April 9, 2004
The menu features many seafood dishes. There is a display tank filled with mussels, which are specialties in Ghent along with crevettes (shrimps). During our lunch one of my colleagues enjoyed tomate crevettes, a salad-like dish with little gray shrimps stuffed in a juicy red tomato. A side of Belgian fries goes well with this light entree (heck they go well with almost anything). I ordered another Ghent specialty, chicken waterzooi (a fish version is also a menu mainstay in Ghent). This dish is a bit of a cross between a soup and a casserole, as you get three meaty pieces of chicken (bones included) swamped in a delicious broth that is not too creamy or too soupy. Tender vegetables get to swim along with the chicken in the bowl. You will probably use all of your utensils to enjoy every morsel and drop of the waterzooi. Supposedly there is a more refined version where you get chicken chunks instead of whole chicken pieces, but this version seems very authentic and was the perfect tonic for a rainy afternoon. The menu includes perennial favorites like steak, lamb, salmon and other fish specials. The wine and beer list has many nice selections.
There are appetizing set menu lunch and dinner specials, and a breakfast buffet on Sundays. The dessert list looks particularly delectable, with typical choices including creme brulee, chocolate mousse, tiramisu, cakes and tarts.
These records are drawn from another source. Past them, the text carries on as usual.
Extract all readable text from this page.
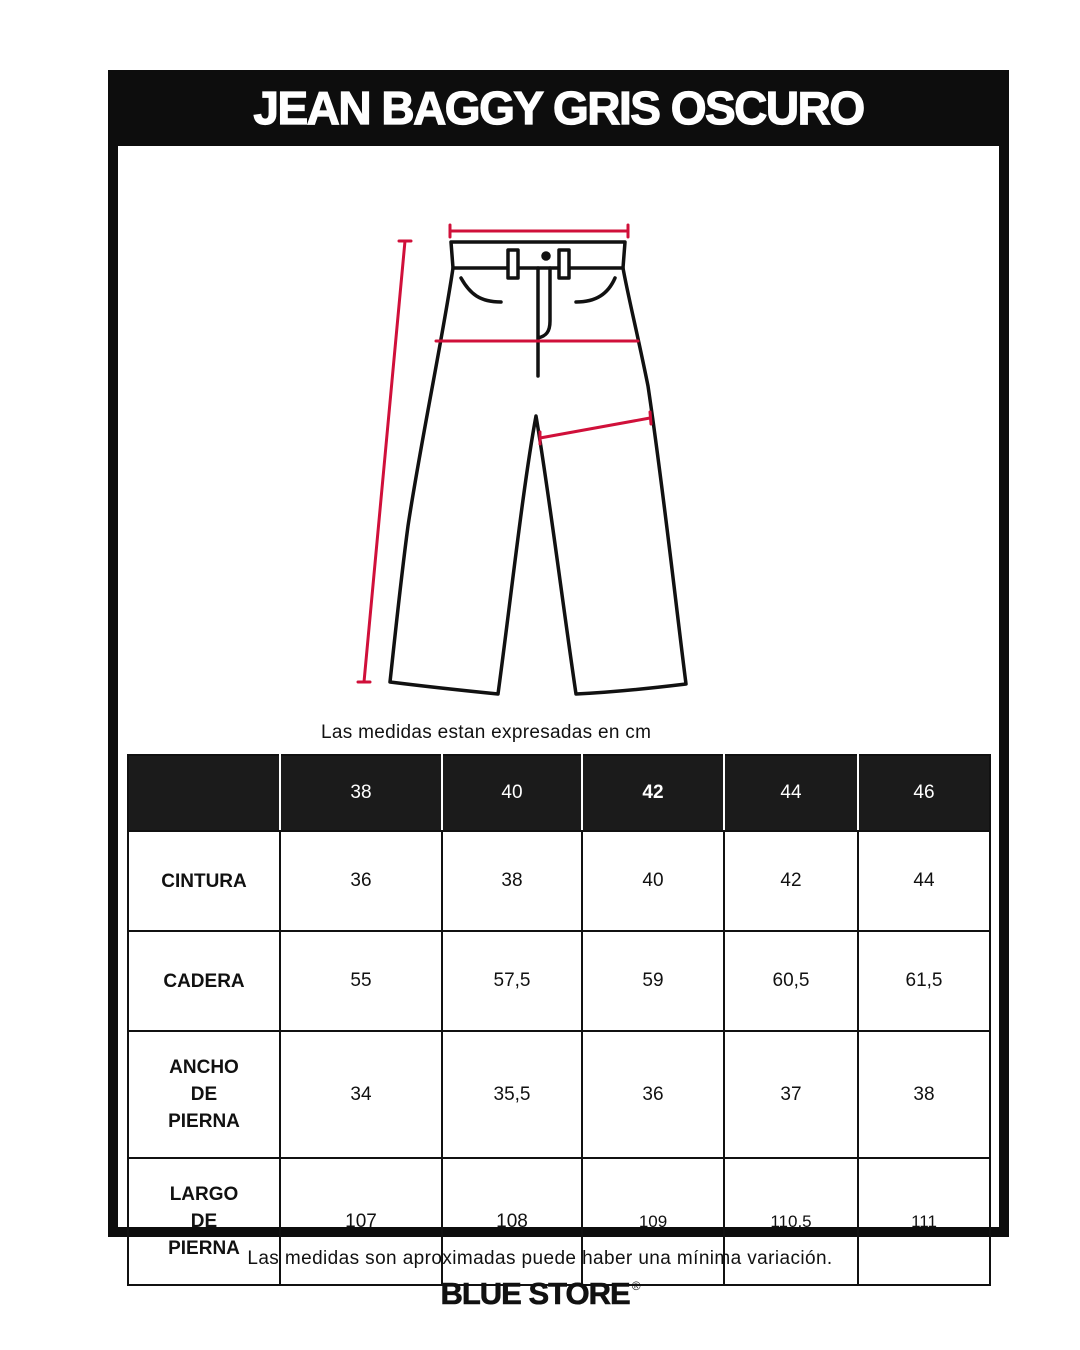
JEAN BAGGY GRIS OSCURO
Las medidas estan expresadas en cm
	38	40	42	44	46
CINTURA	36	38	40	42	44
CADERA	55	57,5	59	60,5	61,5
ANCHO
DE
PIERNA	34	35,5	36	37	38
LARGO
DE
PIERNA	107	108	109	110,5	111
Las medidas son aproximadas puede haber una mínima variación.
BLUE STORE ®
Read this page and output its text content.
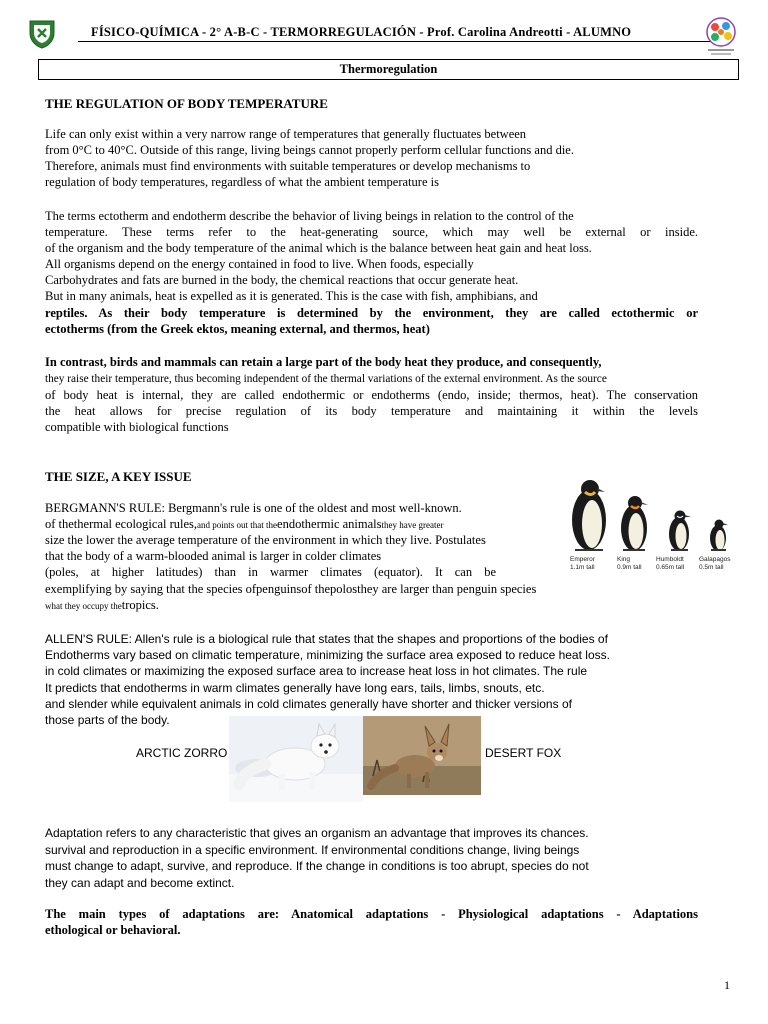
FÍSICO-QUÍMICA - 2° A-B-C - TERMORREGULACIÓN - Prof. Carolina Andreotti - ALUMNO
Thermoregulation
THE REGULATION OF BODY TEMPERATURE
Life can only exist within a very narrow range of temperatures that generally fluctuates between
from 0°C to 40°C. Outside of this range, living beings cannot properly perform cellular functions and die.
Therefore, animals must find environments with suitable temperatures or develop mechanisms to
regulation of body temperatures, regardless of what the ambient temperature is
The terms ectotherm and endotherm describe the behavior of living beings in relation to the control of the
temperature. These terms refer to the heat-generating source, which may well be external or inside.
of the organism and the body temperature of the animal which is the balance between heat gain and heat loss.
All organisms depend on the energy contained in food to live. When foods, especially
Carbohydrates and fats are burned in the body, the chemical reactions that occur generate heat.
But in many animals, heat is expelled as it is generated. This is the case with fish, amphibians, and
reptiles. As their body temperature is determined by the environment, they are called ectothermic or
ectotherms (from the Greek ektos, meaning external, and thermos, heat)
In contrast, birds and mammals can retain a large part of the body heat they produce, and consequently,
they raise their temperature, thus becoming independent of the thermal variations of the external environment. As the source
of body heat is internal, they are called endothermic or endotherms (endo, inside; thermos, heat). The conservation
the heat allows for precise regulation of its body temperature and maintaining it within the levels
compatible with biological functions
THE SIZE, A KEY ISSUE
BERGMANN'S RULE: Bergmann's rule is one of the oldest and most well-known.
of thethermal ecological rules,and points out that theendothermic animalsthey have greater
size the lower the average temperature of the environment in which they live. Postulates
that the body of a warm-blooded animal is larger in colder climates
(poles, at higher latitudes) than in warmer climates (equator). It can be
exemplifying by saying that the species ofpenguinsof thepolosthey are larger than penguin species
what they occupy thetropics.
Emperor
1.1m tall
King
0.9m tall
Humboldt
0.65m tall
Galapagos
0.5m tall
ALLEN'S RULE: Allen's rule is a biological rule that states that the shapes and proportions of the bodies of
Endotherms vary based on climatic temperature, minimizing the surface area exposed to reduce heat loss.
in cold climates or maximizing the exposed surface area to increase heat loss in hot climates. The rule
It predicts that endotherms in warm climates generally have long ears, tails, limbs, snouts, etc.
and slender while equivalent animals in cold climates generally have shorter and thicker versions of
those parts of the body.
ARCTIC ZORRO	DESERT FOX
Adaptation refers to any characteristic that gives an organism an advantage that improves its chances.
survival and reproduction in a specific environment. If environmental conditions change, living beings
must change to adapt, survive, and reproduce. If the change in conditions is too abrupt, species do not
they can adapt and become extinct.
The main types of adaptations are: Anatomical adaptations - Physiological adaptations - Adaptations
ethological or behavioral.
1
De Foyer seems like a very fancy place to go for lunch, but during my visit there were several solo diners enjoying light fare and relaxing with racked newspapers that are provided for customers. The restroom facilities seem very low key for such a refined establishment, but the wall postings of upcoming events in the city is a refreshing touch. This is a lovely restaurant for a night-on-the-town dinner before or after a show, or on a special occasion.